Drafting a health care power of attorney allows individuals in Pennsylvania and around the country to ensure that they receive medical treatment in accordance with their wishes if they become incapable of making these decisions for themselves. Many people believe that these documents only give a trusted person the authority to determine when treatment should cease in end-of-life situations, but that is not the case. Medical powers of attorney can cover a wide variety of issues including the medical facilities and doctors that should provide care and a list of treatments that should not be administered.
Choosing an agent
Under Pennsylvania estate planning law, the person who is authorized to make important medical decisions is called an agent. It is always a good idea to name a successor agent just in case this person passes away or becomes incapacitated. The powers given to an agent can be limited by a power of attorney’s language, but doing this could defeat the purpose of drafting the document in the first place. Agents should be chosen carefully based on their responsibility and ability to make pragmatic decisions. Close family members who could react emotionally may not be wise choices as they could call for continuing treatment that is medically unwise and would drain the estate of resources.

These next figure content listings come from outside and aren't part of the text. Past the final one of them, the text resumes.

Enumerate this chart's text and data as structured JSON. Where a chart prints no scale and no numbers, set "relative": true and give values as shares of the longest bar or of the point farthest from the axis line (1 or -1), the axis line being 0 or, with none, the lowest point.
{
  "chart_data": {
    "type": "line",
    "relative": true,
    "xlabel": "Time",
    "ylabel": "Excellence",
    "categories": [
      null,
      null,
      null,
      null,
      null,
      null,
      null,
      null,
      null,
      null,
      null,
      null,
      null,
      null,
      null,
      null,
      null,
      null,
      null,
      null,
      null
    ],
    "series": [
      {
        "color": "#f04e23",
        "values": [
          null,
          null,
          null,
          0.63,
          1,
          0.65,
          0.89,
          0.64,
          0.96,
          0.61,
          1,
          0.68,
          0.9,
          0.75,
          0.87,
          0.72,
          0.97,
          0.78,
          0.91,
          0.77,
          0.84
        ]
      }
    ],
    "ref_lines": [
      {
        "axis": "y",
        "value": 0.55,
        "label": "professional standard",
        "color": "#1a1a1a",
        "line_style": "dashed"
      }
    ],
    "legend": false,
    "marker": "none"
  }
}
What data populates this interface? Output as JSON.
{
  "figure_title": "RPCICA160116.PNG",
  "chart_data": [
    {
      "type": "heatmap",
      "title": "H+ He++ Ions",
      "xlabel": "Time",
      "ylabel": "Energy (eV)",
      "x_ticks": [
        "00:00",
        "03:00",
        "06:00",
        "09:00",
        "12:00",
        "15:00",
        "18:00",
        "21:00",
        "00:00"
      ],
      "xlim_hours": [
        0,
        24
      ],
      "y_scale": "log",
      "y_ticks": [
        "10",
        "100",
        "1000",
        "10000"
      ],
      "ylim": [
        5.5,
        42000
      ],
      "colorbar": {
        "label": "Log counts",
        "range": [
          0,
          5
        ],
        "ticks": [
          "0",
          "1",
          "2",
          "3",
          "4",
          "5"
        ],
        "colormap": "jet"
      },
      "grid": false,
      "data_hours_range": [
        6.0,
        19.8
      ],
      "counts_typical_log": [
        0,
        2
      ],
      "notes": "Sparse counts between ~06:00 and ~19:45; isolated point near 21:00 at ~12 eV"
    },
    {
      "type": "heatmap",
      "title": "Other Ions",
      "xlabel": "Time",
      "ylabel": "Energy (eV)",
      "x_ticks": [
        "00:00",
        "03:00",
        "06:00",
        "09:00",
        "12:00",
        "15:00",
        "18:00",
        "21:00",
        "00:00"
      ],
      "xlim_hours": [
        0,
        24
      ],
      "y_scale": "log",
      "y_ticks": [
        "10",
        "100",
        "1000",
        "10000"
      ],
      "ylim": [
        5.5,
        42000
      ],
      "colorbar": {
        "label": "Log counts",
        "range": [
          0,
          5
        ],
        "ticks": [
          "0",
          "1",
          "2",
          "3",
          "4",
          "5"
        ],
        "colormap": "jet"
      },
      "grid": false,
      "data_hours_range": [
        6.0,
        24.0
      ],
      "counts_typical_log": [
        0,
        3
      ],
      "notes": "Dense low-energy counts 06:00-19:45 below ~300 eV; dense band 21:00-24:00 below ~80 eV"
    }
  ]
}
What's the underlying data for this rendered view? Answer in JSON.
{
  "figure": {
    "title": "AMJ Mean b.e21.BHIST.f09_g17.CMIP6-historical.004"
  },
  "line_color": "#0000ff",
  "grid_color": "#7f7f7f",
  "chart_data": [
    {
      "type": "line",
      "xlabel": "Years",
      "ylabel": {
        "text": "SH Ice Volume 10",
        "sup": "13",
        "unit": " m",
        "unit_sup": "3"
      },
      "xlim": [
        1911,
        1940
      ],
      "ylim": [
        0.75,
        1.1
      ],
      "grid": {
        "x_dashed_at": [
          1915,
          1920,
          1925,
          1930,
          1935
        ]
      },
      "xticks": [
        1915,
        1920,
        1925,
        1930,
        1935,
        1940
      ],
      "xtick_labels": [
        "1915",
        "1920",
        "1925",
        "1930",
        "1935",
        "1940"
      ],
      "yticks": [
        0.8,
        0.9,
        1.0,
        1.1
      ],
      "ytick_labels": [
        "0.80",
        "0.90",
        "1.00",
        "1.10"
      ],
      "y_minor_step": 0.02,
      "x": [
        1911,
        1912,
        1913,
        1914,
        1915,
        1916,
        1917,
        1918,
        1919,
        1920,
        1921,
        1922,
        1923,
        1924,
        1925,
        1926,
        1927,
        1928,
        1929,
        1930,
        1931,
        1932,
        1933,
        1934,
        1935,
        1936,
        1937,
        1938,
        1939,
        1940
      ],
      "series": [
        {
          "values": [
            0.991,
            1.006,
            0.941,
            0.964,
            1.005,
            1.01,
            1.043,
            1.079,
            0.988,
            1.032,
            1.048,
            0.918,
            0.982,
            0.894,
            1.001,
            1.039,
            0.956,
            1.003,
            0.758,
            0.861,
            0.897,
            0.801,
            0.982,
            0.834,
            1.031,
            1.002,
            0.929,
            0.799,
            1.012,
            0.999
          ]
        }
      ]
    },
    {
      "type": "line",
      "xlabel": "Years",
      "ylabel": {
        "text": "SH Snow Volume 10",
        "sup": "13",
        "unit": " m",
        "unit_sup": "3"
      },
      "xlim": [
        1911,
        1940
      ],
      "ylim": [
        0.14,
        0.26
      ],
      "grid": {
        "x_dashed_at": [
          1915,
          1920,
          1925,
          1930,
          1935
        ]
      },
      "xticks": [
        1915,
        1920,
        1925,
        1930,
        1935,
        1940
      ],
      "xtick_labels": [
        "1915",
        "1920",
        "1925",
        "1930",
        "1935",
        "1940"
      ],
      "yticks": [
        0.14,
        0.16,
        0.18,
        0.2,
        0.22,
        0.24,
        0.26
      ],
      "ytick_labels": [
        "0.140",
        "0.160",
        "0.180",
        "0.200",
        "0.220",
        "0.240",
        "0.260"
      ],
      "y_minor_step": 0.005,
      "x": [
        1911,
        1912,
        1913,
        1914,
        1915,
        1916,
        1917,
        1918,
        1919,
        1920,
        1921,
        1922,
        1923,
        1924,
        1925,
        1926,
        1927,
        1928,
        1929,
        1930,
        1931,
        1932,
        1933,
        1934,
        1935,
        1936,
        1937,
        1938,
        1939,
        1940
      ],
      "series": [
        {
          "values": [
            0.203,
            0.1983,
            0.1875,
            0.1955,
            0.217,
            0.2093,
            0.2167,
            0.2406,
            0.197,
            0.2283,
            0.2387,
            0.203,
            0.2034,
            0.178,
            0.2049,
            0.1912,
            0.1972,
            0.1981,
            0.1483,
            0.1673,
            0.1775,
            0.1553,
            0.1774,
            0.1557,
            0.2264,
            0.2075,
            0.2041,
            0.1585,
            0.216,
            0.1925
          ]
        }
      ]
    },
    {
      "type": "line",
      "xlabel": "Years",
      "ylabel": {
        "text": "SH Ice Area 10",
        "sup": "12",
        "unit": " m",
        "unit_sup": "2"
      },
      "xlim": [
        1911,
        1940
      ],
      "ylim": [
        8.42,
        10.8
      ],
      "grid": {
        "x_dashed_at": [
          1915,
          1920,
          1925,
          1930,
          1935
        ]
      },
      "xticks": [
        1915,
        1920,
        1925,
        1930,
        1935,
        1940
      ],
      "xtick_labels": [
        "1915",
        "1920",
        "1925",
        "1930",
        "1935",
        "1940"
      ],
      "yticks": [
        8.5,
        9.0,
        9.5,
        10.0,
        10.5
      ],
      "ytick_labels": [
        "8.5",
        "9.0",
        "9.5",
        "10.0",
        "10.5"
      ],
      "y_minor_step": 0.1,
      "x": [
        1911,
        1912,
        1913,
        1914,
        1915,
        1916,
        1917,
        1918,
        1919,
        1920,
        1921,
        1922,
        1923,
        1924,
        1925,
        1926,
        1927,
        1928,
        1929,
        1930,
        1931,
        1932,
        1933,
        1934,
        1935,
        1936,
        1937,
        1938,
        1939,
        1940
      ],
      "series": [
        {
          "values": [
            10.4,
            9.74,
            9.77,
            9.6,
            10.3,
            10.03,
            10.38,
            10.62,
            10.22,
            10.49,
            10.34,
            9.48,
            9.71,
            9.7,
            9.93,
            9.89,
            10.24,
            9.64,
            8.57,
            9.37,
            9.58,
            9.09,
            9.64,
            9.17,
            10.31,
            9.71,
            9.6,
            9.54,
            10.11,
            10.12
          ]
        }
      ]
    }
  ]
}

Health care powers of attorney in Pennsylvania
In Pennsylvania, a health care power of attorney must be signed in front of two witnesses who are 18 years of age or older. The agent named in the power of attorney cannot be one of the principal’s health care providers. The power of attorney goes into effect when a doctor determines that the principal is incapacitated. If the condition is terminal, two doctors must make this determination. Pennsylvania residents can also draft living wills that provide instructions for health care providers should they become incapacitated but do not name an agent to make decisions on their behalf.
Reviewing health care directives
Experienced estate planning attorneys may encourage their clients to draft financial and health care powers of attorney and living will to ensure that their wishes are clear. Attorneys could also suggest reviewing these documents periodically and making revisions in light of changes in circumstances and advances in medical science and technology.